I burstthrough the doorway and screeched to a halt.
What. The. Hell.
The inside of Aunt Catherine’s house looked like a murder room. Tarps on the floors. Duct tape piled on a table. Plastic sheets covered the windows so nobody could see inside.
“Hello.” The voice came from behind me. I spun around, almost face planting into a wall of flesh. Pectoral flesh. Shoulder flesh. Jaw flesh.
I looked up. A pair of eyes looked back down at me. Steel-grey eyes ringed in sea-foam green. Like tiny whirlpools in the middle of the ocean, sucking wayward ships into the depths of oblivion.
“Sorry, I didn’t mean to scare you.” His eyes locked onto me.
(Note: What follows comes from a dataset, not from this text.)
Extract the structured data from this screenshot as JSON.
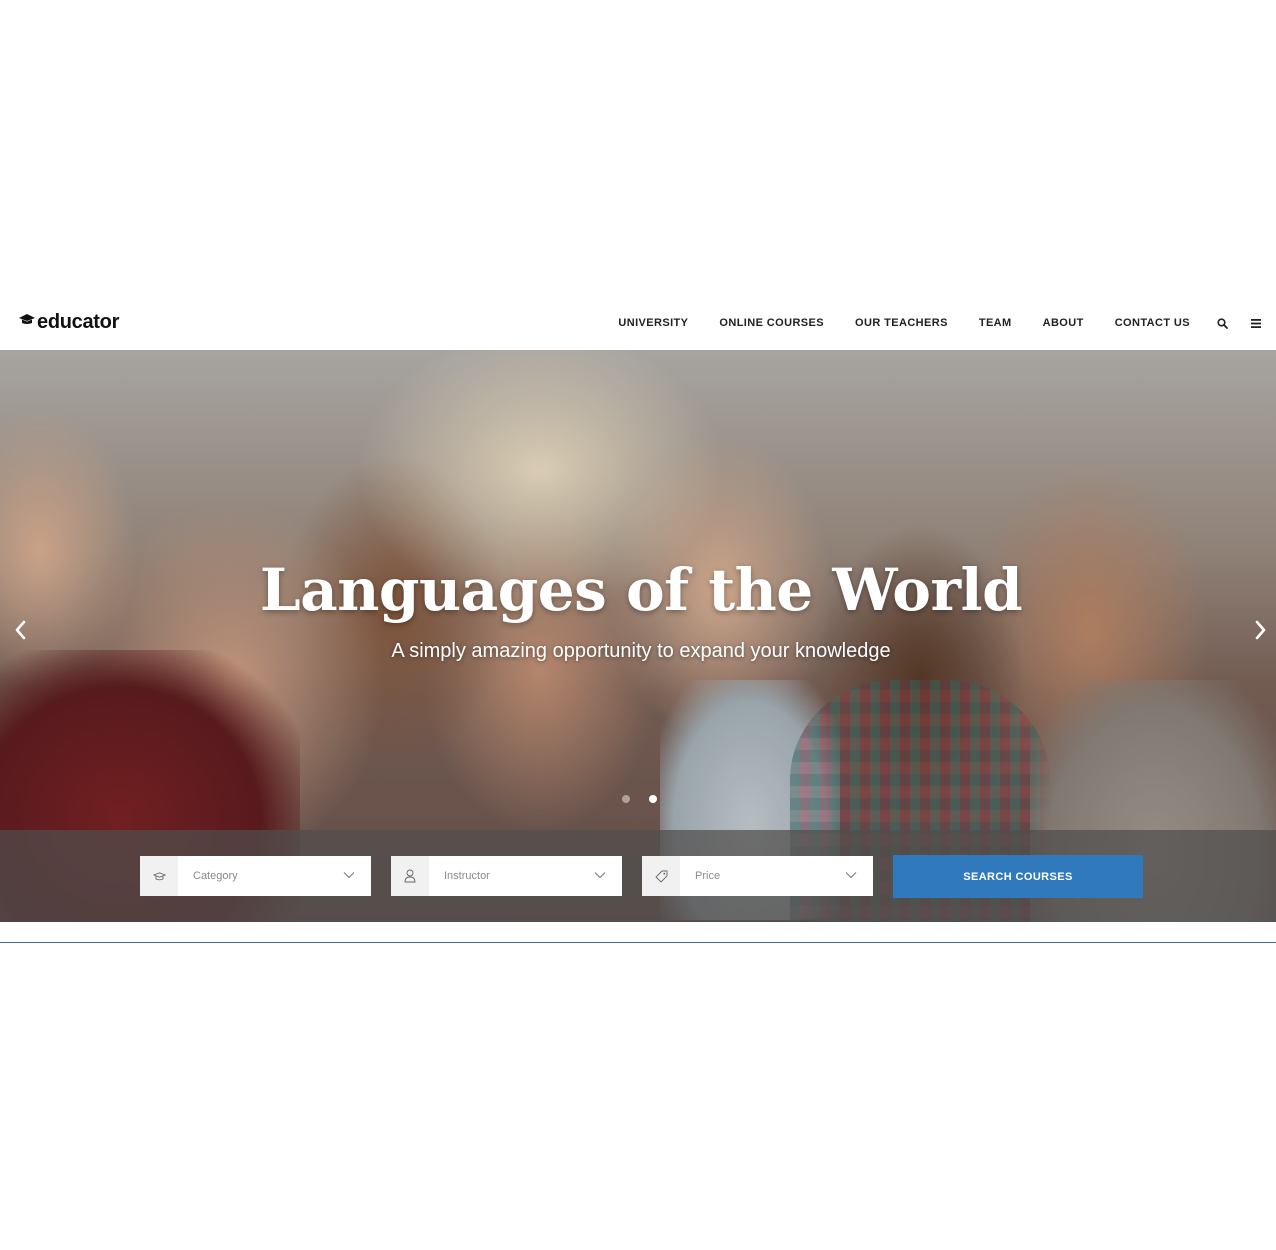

Sharp eyes. The kind of eyes perfect for stalking prey. And those shoulders, big enough to heave heavy sacks. He was tall, too. Enough vertical length to peer over fences. Arms etched in muscle. Arms that could shovel for days.
As soon as my life finished flashing before my eyes, my next thought was, he’s kind of cute for a serial killer. I held my breath as the serial killer’s eyes floated over me. His jaw ticked when they brushed over my chest. Like he was wondering how I would taste with a side of fava beans.
“Mary Burns?” His smile made a dimple pop in his stubbled cheek. “You don’t remember me, do you?”
Mister, if I ever met you before, I sure as hell wouldn’t forget.I stood there gaping long enough to make it awkward. He knew my name, but there was no way we ever met. I wouldn’t have forgotten a face like his. A body like his, either.
“It’s Gary.”
Blink
“Gary Wright.”
Blink
“From high school.”
It took a couple of seconds to piece it together. But when I did, my mind was officially blown. I had to grab on to the doorframe to steady myself.The man standing in front of me was Gary Wright?
“We had a biology class together, remember?”
Of course I remembered Gary Wright. How could I forget Gary Wright? The memory of Gary Wright was like a toe fungus that wouldn’t go away. But not just because Gary Wright and I were in the same biology class. And not even because he squirted formaldehyde from a dead frog all over my favorite Red Hot Chili Peppers shirt when he sliced open its stomach.
I remembered Gary because of Janet. Janet talked about Gary Wright … every … single … day. Every day I had to hear about what kind of t-shirt Gary was wearing. Usually something involving Star Trek or hobbits. Every day I had to suffer through a play-by-play of conversations they had in the hallway. Janet was obsessed with Gary Wright almost as badly as I was obsessed with Jack Thompson.
“I know I look a little different,” said the imposter, pretending to be Gary.
A little different? How about a lot different. How about there was no way that the man standing in front of me was the same kid Janet was in love with back in high school. If Jack Thompson was the official high school alpha male stud, Gary was his polar opposite. A geek among geeks. Dweeb among dweebs. A loser with a capital “L.”
“You’re Gary Wright?” I continued to stare at him in disbelief.
Gary shrugged. “I guess puberty was kind.”No, puberty deserved a standing fucking ovation.
That’s when I noticed all the red. Splattered on Gary’s overalls. Dripping from … Oh. My. God … dripping from Gary’s knife.
“Um … is that blood or paint?” I calculated the distance to the still open doorway, ready to bolt, depending on how he answered.
Gary looked down at the smear of red across his chest, then grunted in amusement. “Probably both. My hand slipped when I was trying to pry open the paint.” Gary plucked a rag from his tool belt and wiped the red from his blade.
I heard a tiny knocking sound in the back of my mind. Like my subconscious knocking on the door so my regular conscious would let it inside.
Red blood.
Red paint.
Why was he opening a can of red paint?????
“So what do you think?” Gary pointed to the wall behind me.